- Born: George Rowland Hill 1836–1837 Devon, England
- Died: 15 February 1930 (aged 93) Auckland, New Zealand
- Buried: O'Neills Point Cemetery, Bayswater, Auckland
- Allegiance: British Empire
- Branch: Royal Navy; Armed Constabulary;
- Service years: 1851–1897
- Unit: Forest Rangers; 1st Division, Armed Constabulary;
- Conflicts: Crimean War Siege of Sevastopol (1854–1855); ; Indian Rebellion of 1857 Siege of Lucknow; ; New Zealand Wars Invasion of the Waikato; East Cape War; Tītokowaru's War; Te Kooti's War; ;
- Awards: Baltic Medal; Crimea Medal; Turkish Crimea Medal; Indian Mutiny Medal; New Zealand War Medal;

= Rowley Hill (soldier) =

George Rowland Hill (c. 1837 – 15 February 1930) was a British sailor and soldier who was awarded the New Zealand Cross for his actions at Mohaka during Te Kooti's War.

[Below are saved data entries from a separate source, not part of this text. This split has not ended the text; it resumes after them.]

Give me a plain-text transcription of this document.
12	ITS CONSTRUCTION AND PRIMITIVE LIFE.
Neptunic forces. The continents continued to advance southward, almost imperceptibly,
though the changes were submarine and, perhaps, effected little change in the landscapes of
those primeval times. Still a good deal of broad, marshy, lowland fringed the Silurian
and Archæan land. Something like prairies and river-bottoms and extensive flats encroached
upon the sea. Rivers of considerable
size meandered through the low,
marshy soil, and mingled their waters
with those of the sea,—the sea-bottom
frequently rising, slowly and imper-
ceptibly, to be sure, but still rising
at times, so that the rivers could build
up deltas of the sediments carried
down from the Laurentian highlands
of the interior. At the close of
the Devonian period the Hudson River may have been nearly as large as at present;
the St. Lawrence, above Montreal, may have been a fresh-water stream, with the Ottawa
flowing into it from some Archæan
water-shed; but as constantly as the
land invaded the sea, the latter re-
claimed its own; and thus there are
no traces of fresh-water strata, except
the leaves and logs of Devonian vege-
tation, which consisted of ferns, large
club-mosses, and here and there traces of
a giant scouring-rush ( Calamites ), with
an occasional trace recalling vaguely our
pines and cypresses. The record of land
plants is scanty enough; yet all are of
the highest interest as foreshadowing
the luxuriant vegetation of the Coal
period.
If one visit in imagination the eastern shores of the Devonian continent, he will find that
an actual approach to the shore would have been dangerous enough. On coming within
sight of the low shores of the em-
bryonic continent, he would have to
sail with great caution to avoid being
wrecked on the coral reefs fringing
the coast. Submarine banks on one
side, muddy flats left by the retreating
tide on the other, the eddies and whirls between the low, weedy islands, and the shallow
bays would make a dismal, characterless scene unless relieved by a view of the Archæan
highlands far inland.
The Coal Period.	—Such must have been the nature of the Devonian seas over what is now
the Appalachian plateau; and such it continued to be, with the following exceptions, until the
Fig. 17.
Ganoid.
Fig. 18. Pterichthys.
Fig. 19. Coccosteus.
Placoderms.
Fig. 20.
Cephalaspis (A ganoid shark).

Throughout the Crimean War, he served in the Royal Navy, obtaining the Sebastopol bar before having involvement in the Expedition of the Thousand while serving on board HMS Hannibal. After jumping ship near Auckland, Hill fell in with Von Tempsky's Forest Rangers in 1863, serving with them until joining the Armed Constabulary.